EduCon 2.0 is both a conversation and a conference.
And it is not a technology conference. It is an education conference. It is, hopefully, an innovation conference where we can come together, both in person and virtually, to discuss the future of schools. Every session will be an opportunity to discuss and debate ideas — from the very practical to the big dreams.

This year’s was 29th-31st of January at the Science Leadership Academy, Philadelphia, USA (which is why I wasn’t there).

Background Reading

Will Richardson blogged about what happened at Educon and the next steps required to turn conversations into action:


Will crowdsourced 10 questions that educators need to answer effectively:

  1. What is the purpose of school?
  2. What is the changing role of the teacher, and how do we support that new role?
  3. How do we help students discover their passions?
  4. What is the essential learning that schools impart to students?
  5. How do we adapt our curriculum to the technologies that kids are already using?
  6. What does an educated person look like today?
  7. How do we change policy to support more flexible time and place learning?
  8. What are the essential practices of teachers in a system where students are learning outside of school?
  9. How do we ensure those without privilege have equal access to quality education and opportunity?
  10. How do we evaluate and validate the informal, self-directed learning that happens outside of school?


The next step was the creation of a wiki – This is a place to continue the conversation and provide tangible results. Taking a step back but keeping an overview, Will has asked for volunteer moderators for each of the questions.

I volunteered for Question #6: What does an educated person look like today? I’m interested in how it relates to my thesis, the original title of which was ‘What does it mean to be ‘educated’ and ‘digitally literate’ in the 21st century’.

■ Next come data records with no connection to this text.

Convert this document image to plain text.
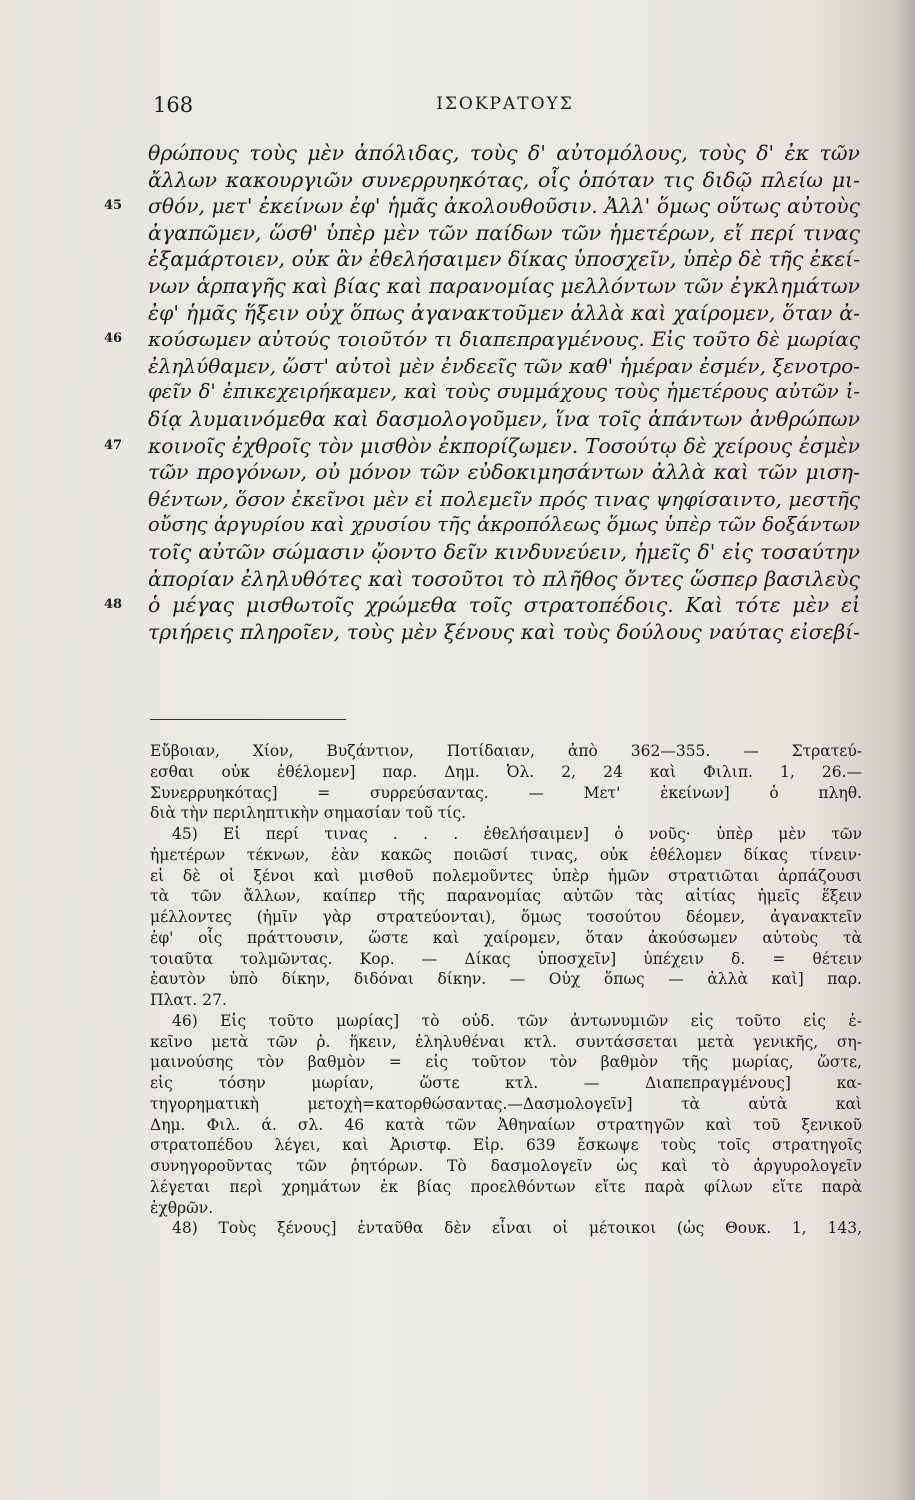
168	ΙΣΟΚΡΑΤΟΥΣ
θρώπους τοὺς μὲν ἀπόλιδας, τοὺς δ' αὐτομόλους, τοὺς δ' ἐκ τῶν
ἄλλων κακουργιῶν συνερρυηκότας, οἷς ὁπόταν τις διδῷ πλείω μι-
45 σθόν, μετ' ἐκείνων ἐφ' ἡμᾶς ἀκολουθοῦσιν. Ἀλλ' ὅμως οὕτως αὐτοὺς
ἀγαπῶμεν, ὥσθ' ὑπὲρ μὲν τῶν παίδων τῶν ἡμετέρων, εἴ περί τινας
ἐξαμάρτοιεν, οὐκ ἂν ἐθελήσαιμεν δίκας ὑποσχεῖν, ὑπὲρ δὲ τῆς ἐκεί-
νων ἁρπαγῆς καὶ βίας καὶ παρανομίας μελλόντων τῶν ἐγκλημάτων
ἐφ' ἡμᾶς ἥξειν οὐχ ὅπως ἀγανακτοῦμεν ἀλλὰ καὶ χαίρομεν, ὅταν ἀ-
46 κούσωμεν αὐτούς τοιοῦτόν τι διαπεπραγμένους. Εἰς τοῦτο δὲ μωρίας
ἐληλύθαμεν, ὥστ' αὐτοὶ μὲν ἐνδεεῖς τῶν καθ' ἡμέραν ἐσμέν, ξενοτρο-
φεῖν δ' ἐπικεχειρήκαμεν, καὶ τοὺς συμμάχους τοὺς ἡμετέρους αὐτῶν ἰ-
δίᾳ λυμαινόμεθα καὶ δασμολογοῦμεν, ἵνα τοῖς ἁπάντων ἀνθρώπων
47 κοινοῖς ἐχθροῖς τὸν μισθὸν ἐκπορίζωμεν. Τοσούτῳ δὲ χείρους ἐσμὲν
τῶν προγόνων, οὐ μόνον τῶν εὐδοκιμησάντων ἀλλὰ καὶ τῶν μιση-
θέντων, ὅσον ἐκεῖνοι μὲν εἰ πολεμεῖν πρός τινας ψηφίσαιντο, μεστῆς
οὔσης ἀργυρίου καὶ χρυσίου τῆς ἀκροπόλεως ὅμως ὑπὲρ τῶν δοξάντων
τοῖς αὐτῶν σώμασιν ᾤοντο δεῖν κινδυνεύειν, ἡμεῖς δ' εἰς τοσαύτην
ἀπορίαν ἐληλυθότες καὶ τοσοῦτοι τὸ πλῆθος ὄντες ὥσπερ βασιλεὺς
48 ὁ μέγας μισθωτοῖς χρώμεθα τοῖς στρατοπέδοις. Καὶ τότε μὲν εἰ
τριήρεις πληροῖεν, τοὺς μὲν ξένους καὶ τοὺς δούλους ναύτας εἰσεβί-
Εὔβοιαν, Χίον, Βυζάντιον, Ποτίδαιαν, ἀπὸ 362—355. — Στρατεύ-
εσθαι οὐκ ἐθέλομεν] παρ. Δημ. Ὀλ. 2, 24 καὶ Φιλιπ. 1, 26.—
Συνερρυηκότας] = συρρεύσαντας. — Μετ' ἐκείνων] ὁ πληθ.
διὰ τὴν περιληπτικὴν σημασίαν τοῦ τίς.
45) Εἰ περί τινας . . . ἐθελήσαιμεν] ὁ νοῦς· ὑπὲρ μὲν τῶν
ἡμετέρων τέκνων, ἐὰν κακῶς ποιῶσί τινας, οὐκ ἐθέλομεν δίκας τίνειν·
εἰ δὲ οἱ ξένοι καὶ μισθοῦ πολεμοῦντες ὑπὲρ ἡμῶν στρατιῶται ἁρπάζουσι
τὰ τῶν ἄλλων, καίπερ τῆς παρανομίας αὐτῶν τὰς αἰτίας ἡμεῖς ἕξειν
μέλλοντες (ἡμῖν γὰρ στρατεύονται), ὅμως τοσούτου δέομεν, ἀγανακτεῖν
ἐφ' οἷς πράττουσιν, ὥστε καὶ χαίρομεν, ὅταν ἀκούσωμεν αὐτοὺς τὰ
τοιαῦτα τολμῶντας. Κορ. — Δίκας ὑποσχεῖν] ὑπέχειν δ. = θέτειν
ἑαυτὸν ὑπὸ δίκην, διδόναι δίκην. — Οὐχ ὅπως — ἀλλὰ καὶ] παρ.
Πλατ. 27.
46) Εἰς τοῦτο μωρίας] τὸ οὐδ. τῶν ἀντωνυμιῶν εἰς τοῦτο εἰς ἐ-
κεῖνο μετὰ τῶν ῥ. ἥκειν, ἐληλυθέναι κτλ. συντάσσεται μετὰ γενικῆς, ση-
μαινούσης τὸν βαθμὸν = εἰς τοῦτον τὸν βαθμὸν τῆς μωρίας, ὥστε,
εἰς τόσην μωρίαν, ὥστε κτλ. — Διαπεπραγμένους] κα-
τηγορηματικὴ μετοχὴ=κατορθώσαντας.—Δασμολογεῖν] τὰ αὐτὰ καὶ
Δημ. Φιλ. ά. σλ. 46 κατὰ τῶν Ἀθηναίων στρατηγῶν καὶ τοῦ ξενικοῦ
στρατοπέδου λέγει, καὶ Ἀριστφ. Εἰρ. 639 ἔσκωψε τοὺς τοῖς στρατηγοῖς
συνηγοροῦντας τῶν ῥητόρων. Τὸ δασμολογεῖν ὡς καὶ τὸ ἀργυρολογεῖν
λέγεται περὶ χρημάτων ἐκ βίας προελθόντων εἴτε παρὰ φίλων εἴτε παρὰ
ἐχθρῶν.
48) Τοὺς ξένους] ἐνταῦθα δὲν εἶναι οἱ μέτοικοι (ὡς Θουκ. 1, 143,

Help me out. Send a tweet to @dajbelshaw with the #10fored hashtag with some ideas. Or, better yet, add your thoughts to the wiki page!

Thanks in advance! 😀

(image CC BY CarbonNYC)

4 thoughts on “Ten big questions for education

  1. Thanks for blogging about our crowdsourcing project, Doug, and for taking on one of the questions. Here’s to a successful outcome. ;0)

  2. I would like to bring to your attention the writings of Mr. Mortimer J. Adler and Robert M. Hutchins on liberal education regarding the idea of a great conversation that has been going on among the recognized authors of published works in the Western Canon for centuries. Mr. Adler wrote a very comprehensive summary for education that can be found in the Syntopicon of “Great Books of the Western World”(1952) . This might be a useful structure around which to organize the big questions and the conversations. The syntopicon lists topics related to education that are still relevant in modern times. Mr. Adler also wrote a more recently published rewrite of the Education summary in “The Great Ideas: A Lexicon of Western Thought” (1992).

    I would like to think in parallel with you to collect information. Dr. Edward De Bono developed a thinking framework known as Six Thinking Hats in which gathering information in parallel with others is known as wearing a White Hat. The idea is to collect relevant information without judging it before adding it to a collection.

    I would also be interested in joining or seeing the results of groups of 3 or 4 people linked to 5 other small groups to do a SOLE (Self Organized Learning Environment) session on these big questions. Since everyone has their own computer, maybe the clumping could be around a group information storage wiki. The groups, however, should be allowed to exchange what they have found and collaborate as a larger group of 20 people. P.S. WATSON can be a member of any group.

    I would to make a small contribution with a padlet on Education that I created.

    I have organized my padlet a bit with a column of interesting ideas on the far left and individual ideas/visions horizontally. On the far right I placed many criticisms of education that have been made from Roman times to more recent times.
    At the present time, I consider the “Learning by Doing plus Mentoring” vision of Dr. Roger Schank with respect to education to be the most comprehensive. I also like the ideas of Dr. Sugata Mitra, R. Buckminster Fuller, Salman Khan and others. A major problem, however, is how to morph the present educational system to Dr. Schank’s goal.